The Great Potato Harvest



Little kids, at least in the nineteen fifties, weren't often given the opportunity to earn money. A few might have gotten an allowance, but there were many strings attached, and the chance to earn some extra cash was rare.

While living in Idaho, it won't shock anyone to know that the local farmers regularly hired women and children during harvest season to pick potatoes. The big combine would go through the field and the potatoes would be left more or less on top of the dirt. Then the women and children would be given empty burlap bags and they'd head down the rows. You had to bend at the waist and reach into the dirt, pick up those big Idaho russets and shove them into the sack. Then you had to drag that sack on down the row until it was full. At that point you had to heft the sack up and drag it back to the collection point. There it would be weighed and tallied up by your name. The picker would be given a new sack, and back into the field you would go. As the day progressed, those burlap bags got increasingly heavier. I remember it too well.
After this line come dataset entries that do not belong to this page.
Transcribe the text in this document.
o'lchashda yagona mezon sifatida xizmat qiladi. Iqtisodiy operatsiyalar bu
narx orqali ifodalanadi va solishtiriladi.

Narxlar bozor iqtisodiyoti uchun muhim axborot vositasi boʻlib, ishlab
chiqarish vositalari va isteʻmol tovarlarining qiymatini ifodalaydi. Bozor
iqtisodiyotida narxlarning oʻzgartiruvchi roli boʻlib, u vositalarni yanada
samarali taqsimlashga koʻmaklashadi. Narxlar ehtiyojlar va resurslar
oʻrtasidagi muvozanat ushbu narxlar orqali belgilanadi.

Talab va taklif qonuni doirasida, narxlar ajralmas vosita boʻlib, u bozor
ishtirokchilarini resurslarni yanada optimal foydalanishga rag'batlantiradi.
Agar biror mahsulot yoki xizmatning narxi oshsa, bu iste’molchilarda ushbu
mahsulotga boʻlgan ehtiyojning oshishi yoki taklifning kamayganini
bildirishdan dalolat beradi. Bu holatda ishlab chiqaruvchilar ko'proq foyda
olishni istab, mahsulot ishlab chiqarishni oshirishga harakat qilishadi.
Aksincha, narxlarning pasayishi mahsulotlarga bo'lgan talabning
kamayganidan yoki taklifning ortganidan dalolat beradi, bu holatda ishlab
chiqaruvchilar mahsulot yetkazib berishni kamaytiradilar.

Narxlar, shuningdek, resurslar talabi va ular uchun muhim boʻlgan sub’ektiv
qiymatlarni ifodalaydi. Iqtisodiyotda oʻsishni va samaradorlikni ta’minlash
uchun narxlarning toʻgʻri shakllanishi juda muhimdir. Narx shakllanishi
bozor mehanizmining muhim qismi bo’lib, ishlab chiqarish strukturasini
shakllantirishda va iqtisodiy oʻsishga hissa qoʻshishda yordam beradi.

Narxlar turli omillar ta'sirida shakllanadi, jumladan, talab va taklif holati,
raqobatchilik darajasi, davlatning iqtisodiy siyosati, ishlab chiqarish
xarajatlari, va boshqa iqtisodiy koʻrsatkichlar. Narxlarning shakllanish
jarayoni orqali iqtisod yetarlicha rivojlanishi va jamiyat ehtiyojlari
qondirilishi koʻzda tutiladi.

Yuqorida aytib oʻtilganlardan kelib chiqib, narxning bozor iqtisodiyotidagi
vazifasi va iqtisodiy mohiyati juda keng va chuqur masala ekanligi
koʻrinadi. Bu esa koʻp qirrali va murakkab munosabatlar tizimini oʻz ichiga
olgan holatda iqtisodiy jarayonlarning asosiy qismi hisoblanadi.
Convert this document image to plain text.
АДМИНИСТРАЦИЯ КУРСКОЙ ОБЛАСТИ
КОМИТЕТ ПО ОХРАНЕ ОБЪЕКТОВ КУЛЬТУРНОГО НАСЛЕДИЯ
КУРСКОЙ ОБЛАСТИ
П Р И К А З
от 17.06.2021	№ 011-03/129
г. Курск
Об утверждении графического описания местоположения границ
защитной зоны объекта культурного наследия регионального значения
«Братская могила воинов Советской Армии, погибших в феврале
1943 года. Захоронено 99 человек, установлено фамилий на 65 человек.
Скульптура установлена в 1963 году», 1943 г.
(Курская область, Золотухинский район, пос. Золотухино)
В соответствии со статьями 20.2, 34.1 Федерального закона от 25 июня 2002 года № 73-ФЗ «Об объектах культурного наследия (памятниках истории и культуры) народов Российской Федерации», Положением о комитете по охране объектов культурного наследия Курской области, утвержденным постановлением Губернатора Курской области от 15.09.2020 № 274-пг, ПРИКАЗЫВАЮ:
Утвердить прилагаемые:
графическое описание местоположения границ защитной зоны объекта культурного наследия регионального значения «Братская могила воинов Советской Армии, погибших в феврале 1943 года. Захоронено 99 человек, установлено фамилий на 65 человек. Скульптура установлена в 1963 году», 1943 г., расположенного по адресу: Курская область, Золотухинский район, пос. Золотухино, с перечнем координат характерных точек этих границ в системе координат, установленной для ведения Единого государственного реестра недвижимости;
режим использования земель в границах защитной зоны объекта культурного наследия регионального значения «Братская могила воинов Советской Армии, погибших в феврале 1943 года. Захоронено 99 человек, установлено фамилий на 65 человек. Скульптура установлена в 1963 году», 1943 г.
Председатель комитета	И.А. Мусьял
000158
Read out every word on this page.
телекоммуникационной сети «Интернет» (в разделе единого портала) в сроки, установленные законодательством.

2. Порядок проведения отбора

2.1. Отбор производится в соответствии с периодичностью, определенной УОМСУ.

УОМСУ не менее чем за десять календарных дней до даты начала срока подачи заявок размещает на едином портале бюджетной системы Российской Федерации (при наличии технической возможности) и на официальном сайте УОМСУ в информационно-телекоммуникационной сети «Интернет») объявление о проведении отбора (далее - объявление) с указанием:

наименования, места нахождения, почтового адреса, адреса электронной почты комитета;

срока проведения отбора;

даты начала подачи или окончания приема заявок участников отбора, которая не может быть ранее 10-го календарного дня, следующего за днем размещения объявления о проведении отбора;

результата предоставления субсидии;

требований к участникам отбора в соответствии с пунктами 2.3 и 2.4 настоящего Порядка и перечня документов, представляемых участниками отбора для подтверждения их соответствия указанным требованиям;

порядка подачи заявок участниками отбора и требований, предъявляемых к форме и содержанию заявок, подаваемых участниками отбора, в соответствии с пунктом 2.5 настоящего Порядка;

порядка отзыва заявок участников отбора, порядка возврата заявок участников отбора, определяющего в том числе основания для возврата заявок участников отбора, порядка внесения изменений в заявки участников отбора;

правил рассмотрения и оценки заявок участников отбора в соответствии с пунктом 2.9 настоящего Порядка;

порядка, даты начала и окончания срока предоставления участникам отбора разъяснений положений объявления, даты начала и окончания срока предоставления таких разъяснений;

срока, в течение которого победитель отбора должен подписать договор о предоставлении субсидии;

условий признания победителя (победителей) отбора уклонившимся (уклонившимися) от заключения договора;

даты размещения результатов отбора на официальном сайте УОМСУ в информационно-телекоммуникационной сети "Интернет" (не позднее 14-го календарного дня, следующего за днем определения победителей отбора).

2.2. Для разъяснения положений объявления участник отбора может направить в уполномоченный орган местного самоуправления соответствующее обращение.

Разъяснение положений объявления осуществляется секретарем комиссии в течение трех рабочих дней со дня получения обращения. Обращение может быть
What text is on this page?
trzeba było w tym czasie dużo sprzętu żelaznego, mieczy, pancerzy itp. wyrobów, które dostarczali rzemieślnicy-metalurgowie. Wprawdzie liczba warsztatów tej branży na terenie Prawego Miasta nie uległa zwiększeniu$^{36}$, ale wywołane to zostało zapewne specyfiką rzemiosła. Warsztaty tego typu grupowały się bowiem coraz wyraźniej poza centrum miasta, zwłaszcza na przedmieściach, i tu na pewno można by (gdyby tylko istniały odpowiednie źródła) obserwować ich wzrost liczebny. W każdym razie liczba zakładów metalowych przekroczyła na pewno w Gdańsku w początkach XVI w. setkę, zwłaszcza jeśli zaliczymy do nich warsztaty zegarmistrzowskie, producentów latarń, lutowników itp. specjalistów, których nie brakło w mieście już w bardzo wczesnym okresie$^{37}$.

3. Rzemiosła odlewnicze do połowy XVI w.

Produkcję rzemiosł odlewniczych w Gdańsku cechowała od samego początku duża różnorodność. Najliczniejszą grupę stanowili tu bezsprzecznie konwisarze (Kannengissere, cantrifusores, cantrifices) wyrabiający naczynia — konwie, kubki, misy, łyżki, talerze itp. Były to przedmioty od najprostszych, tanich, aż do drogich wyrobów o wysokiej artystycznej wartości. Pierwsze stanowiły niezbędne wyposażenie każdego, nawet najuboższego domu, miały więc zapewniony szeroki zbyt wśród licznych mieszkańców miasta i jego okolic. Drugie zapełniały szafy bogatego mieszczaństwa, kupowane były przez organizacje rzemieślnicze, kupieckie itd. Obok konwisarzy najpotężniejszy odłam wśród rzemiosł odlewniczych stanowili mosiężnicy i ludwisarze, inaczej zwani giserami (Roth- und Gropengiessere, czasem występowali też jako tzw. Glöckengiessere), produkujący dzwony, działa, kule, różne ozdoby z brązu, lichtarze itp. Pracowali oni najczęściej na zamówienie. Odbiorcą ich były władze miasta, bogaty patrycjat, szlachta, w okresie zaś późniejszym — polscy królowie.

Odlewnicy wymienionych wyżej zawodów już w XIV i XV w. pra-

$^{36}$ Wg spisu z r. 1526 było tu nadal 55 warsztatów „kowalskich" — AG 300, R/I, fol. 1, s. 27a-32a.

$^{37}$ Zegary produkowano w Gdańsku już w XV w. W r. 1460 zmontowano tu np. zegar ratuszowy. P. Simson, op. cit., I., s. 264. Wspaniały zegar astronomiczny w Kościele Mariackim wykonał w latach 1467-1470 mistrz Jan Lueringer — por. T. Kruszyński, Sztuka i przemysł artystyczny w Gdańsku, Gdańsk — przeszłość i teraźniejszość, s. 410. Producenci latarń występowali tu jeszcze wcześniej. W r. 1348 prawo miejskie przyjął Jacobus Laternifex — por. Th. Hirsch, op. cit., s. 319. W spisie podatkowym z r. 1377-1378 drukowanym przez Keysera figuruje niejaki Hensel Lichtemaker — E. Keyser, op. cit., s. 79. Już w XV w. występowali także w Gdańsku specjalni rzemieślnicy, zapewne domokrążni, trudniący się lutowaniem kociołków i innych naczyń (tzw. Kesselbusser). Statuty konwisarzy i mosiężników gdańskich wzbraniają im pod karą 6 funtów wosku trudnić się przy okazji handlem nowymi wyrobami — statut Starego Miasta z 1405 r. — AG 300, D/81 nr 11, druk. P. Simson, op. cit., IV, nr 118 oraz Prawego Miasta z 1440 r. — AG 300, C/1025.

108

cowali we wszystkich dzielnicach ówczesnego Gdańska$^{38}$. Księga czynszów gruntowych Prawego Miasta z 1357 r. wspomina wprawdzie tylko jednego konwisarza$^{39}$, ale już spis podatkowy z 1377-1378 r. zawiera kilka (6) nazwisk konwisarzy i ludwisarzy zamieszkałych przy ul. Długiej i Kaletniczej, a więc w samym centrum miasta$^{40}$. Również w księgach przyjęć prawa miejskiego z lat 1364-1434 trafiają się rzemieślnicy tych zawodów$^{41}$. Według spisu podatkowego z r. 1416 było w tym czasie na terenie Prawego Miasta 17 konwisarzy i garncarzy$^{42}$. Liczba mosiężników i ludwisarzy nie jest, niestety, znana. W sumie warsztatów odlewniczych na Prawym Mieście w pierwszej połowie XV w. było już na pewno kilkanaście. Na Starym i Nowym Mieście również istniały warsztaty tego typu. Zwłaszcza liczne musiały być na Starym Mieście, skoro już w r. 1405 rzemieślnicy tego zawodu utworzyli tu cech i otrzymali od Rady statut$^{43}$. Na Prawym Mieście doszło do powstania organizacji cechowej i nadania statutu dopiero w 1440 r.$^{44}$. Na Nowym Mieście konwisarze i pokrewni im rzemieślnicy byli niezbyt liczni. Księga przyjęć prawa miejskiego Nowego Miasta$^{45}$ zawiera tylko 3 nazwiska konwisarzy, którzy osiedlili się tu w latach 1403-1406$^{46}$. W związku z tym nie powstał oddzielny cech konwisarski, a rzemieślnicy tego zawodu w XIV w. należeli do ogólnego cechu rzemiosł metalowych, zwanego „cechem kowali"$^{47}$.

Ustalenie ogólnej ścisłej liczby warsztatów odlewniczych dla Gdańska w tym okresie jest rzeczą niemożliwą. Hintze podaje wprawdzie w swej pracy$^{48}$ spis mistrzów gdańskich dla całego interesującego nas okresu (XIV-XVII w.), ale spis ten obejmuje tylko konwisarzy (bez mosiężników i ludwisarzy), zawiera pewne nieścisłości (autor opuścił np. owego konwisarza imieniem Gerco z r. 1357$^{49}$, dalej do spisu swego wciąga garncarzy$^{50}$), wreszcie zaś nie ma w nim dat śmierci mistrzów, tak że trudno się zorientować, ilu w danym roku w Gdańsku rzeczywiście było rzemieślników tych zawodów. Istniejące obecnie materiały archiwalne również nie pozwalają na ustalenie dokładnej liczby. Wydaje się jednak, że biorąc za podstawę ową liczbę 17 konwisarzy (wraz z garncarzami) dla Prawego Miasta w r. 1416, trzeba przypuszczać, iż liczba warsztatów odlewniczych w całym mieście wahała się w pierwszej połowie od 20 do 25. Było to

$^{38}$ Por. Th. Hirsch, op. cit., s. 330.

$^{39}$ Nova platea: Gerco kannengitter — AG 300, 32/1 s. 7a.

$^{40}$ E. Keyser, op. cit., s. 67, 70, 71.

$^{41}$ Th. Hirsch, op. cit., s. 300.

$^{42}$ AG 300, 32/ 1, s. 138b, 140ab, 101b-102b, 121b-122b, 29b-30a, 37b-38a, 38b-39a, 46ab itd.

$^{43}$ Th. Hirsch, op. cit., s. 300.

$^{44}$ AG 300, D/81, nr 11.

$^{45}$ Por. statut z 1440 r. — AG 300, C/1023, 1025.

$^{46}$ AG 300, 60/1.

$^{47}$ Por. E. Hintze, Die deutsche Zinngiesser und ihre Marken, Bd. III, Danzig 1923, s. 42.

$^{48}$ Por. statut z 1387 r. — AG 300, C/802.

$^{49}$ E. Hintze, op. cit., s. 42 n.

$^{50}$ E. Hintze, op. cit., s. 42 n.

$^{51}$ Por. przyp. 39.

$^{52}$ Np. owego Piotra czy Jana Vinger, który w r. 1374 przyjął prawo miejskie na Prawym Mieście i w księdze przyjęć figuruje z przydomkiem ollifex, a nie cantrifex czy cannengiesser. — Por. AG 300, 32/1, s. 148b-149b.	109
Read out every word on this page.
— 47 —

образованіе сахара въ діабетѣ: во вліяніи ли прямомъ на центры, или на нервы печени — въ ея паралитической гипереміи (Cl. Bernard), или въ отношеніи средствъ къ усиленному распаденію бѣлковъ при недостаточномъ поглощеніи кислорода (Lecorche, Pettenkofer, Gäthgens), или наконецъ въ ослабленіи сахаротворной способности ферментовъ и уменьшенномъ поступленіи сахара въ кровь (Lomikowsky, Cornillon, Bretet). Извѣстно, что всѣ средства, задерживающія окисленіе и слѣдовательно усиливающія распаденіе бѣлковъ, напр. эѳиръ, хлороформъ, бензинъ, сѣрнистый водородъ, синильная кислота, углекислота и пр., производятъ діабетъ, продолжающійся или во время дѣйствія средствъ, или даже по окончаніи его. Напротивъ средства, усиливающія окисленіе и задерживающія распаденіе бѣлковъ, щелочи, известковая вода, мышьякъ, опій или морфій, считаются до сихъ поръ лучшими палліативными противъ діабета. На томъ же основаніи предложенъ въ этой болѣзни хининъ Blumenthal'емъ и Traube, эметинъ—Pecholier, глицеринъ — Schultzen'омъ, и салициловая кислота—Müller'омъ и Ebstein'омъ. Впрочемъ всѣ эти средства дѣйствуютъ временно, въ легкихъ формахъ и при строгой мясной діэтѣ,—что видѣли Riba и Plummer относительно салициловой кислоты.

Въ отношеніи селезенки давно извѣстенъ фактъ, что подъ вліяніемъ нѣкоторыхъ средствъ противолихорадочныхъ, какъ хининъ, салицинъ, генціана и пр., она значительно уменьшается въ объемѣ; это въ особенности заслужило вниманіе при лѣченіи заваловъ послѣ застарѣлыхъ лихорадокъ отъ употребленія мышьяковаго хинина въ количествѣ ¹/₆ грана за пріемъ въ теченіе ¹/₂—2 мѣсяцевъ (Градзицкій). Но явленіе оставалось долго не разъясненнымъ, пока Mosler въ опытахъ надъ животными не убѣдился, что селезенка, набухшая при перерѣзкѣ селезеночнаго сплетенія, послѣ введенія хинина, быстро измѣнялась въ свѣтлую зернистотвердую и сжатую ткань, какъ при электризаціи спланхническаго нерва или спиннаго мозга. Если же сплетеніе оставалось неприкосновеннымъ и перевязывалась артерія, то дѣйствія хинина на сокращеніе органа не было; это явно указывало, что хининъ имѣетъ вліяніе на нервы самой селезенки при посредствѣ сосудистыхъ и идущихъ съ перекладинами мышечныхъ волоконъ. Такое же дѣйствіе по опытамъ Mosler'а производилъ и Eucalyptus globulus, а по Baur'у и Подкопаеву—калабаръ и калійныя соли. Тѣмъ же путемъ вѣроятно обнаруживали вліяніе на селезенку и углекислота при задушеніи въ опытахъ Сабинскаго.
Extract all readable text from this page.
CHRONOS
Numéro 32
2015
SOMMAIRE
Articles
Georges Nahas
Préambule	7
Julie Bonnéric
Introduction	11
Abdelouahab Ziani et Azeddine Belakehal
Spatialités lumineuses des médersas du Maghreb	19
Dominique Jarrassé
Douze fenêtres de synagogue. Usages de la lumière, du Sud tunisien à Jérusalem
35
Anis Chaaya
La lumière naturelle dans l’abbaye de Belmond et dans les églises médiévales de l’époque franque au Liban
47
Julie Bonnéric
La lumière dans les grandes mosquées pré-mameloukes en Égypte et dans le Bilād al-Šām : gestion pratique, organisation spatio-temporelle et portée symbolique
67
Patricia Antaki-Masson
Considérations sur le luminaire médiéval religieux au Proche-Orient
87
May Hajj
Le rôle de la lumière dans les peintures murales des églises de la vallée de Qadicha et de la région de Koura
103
We probably got five cents a bag. The sun was hot. You don't think about having a sore back or being exhausted when you're a little kid, until it happens. It was the summer between third and fourth grade for me. My brother Kenny was a year behind that, Ellen two years ahead of me, and Pat old enough to work on the combine. At one point during the day, Kenny let Mom know how the three of us kids she had taken to the field all felt, and it was no longer gratitude for the chance to earn some money.

Dragging a new empty burlap bag behind him up the potato row, he trudged up to our mother.

"Mama, can little kids have heart attacks?"

"No, honey, they can't."

As he returned to his spot in line, we all clearly heard his response. "Where there's a will, there's a way."

2 comments:

sherrie said...

How odd that we have this in common, sort of. You're not much older than I am, but things were really different when I worked "Spud Harvest" (as we called it in "The SPUD CAPITAL of the World"). We just rode along standing on the combine as the spuds came up on the conveyor belt. We tossed off the rotten, cut, or otherwise defective spuds and the rest continued along the conveyor belt until they dropped into the truck that drove alongside the combine. I also got to drive that spud truck, all 24 gears of it. All in all, the 16 hour days for two weeks paid pretty well, but I only did it once -- it wasn't worth repeating.

Sherrie

Judy said...

Kenny's comment reminds me of something my own son would have said when he was young. I don't know about potatoes but I do know about tobacco being from Kentucky and it was a hard crop also. I worked in the tobacco fields when I was young. Have a nice 4th of July.